Beginning in 1990, there were what might appear to be contradictory developments in attitudes toward pesticides. Some celebrated the ban on DDT and other persistent chlorinated hydrocarbons, while other people blamed this policy (and Rachel Carson who inspired it) for the resurgence in malaria and the deaths that resulted. Environmental regulations continued to elicit—simultaneously—both strong support and criticisms. New technological interventions in agriculture, such as genetically modified organisms, had both their supporters, as well as detractors who instead embraced the growth of organic foods.

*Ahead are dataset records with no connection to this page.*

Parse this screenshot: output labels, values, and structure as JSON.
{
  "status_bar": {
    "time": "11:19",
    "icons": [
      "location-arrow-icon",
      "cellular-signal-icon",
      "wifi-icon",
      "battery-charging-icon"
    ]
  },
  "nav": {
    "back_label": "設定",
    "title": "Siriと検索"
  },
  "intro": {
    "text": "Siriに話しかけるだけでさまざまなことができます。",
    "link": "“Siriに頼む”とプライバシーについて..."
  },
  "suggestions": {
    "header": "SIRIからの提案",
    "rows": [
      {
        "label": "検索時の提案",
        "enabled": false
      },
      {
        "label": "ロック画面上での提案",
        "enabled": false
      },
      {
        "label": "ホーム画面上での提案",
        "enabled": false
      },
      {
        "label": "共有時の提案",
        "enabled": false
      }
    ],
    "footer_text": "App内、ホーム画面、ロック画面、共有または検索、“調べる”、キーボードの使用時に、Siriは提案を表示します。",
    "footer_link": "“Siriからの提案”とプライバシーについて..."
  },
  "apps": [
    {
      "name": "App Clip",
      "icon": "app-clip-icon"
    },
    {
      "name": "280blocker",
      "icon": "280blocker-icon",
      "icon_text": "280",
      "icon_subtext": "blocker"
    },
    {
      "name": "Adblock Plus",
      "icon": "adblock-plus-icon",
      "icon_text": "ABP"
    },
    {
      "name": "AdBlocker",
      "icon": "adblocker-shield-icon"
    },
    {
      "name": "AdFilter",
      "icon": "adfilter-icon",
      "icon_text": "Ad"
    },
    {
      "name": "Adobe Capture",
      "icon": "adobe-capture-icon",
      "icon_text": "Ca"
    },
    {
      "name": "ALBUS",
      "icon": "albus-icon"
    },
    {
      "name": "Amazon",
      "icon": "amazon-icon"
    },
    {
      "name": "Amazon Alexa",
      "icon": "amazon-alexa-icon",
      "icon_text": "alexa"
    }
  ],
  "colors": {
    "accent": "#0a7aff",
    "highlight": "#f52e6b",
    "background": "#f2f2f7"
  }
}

The discourse about pesticides in the early twenty-first century is more sophisticated and complex than it was in 1950. But I would argue that the commitment to an industrial, agricultural order and chemical interference in the environment is no less strong. There has not been a paradigm shift about pesticides or the environment, even if environmental historians and activists would like to think otherwise. In essence, there is no indication that most Americans have given up three bedrock assumptions of their cultural outlook: modern human society has some ability to manipulate or control the environment; short term interests are more important than long term ones; environmental decisions must be made on the basis of clear evidence, not out of precaution.

In sum, then, I argue that American popular and political attitudes toward pesticides have been remarkably favorable and stable over time, even when there has been declining efficacy of pesticides, increasing costs of chemicals, disasters which have harmed the environment and humans, and numerous opportunities to change directions. Pesticides are not disappearing any time soon.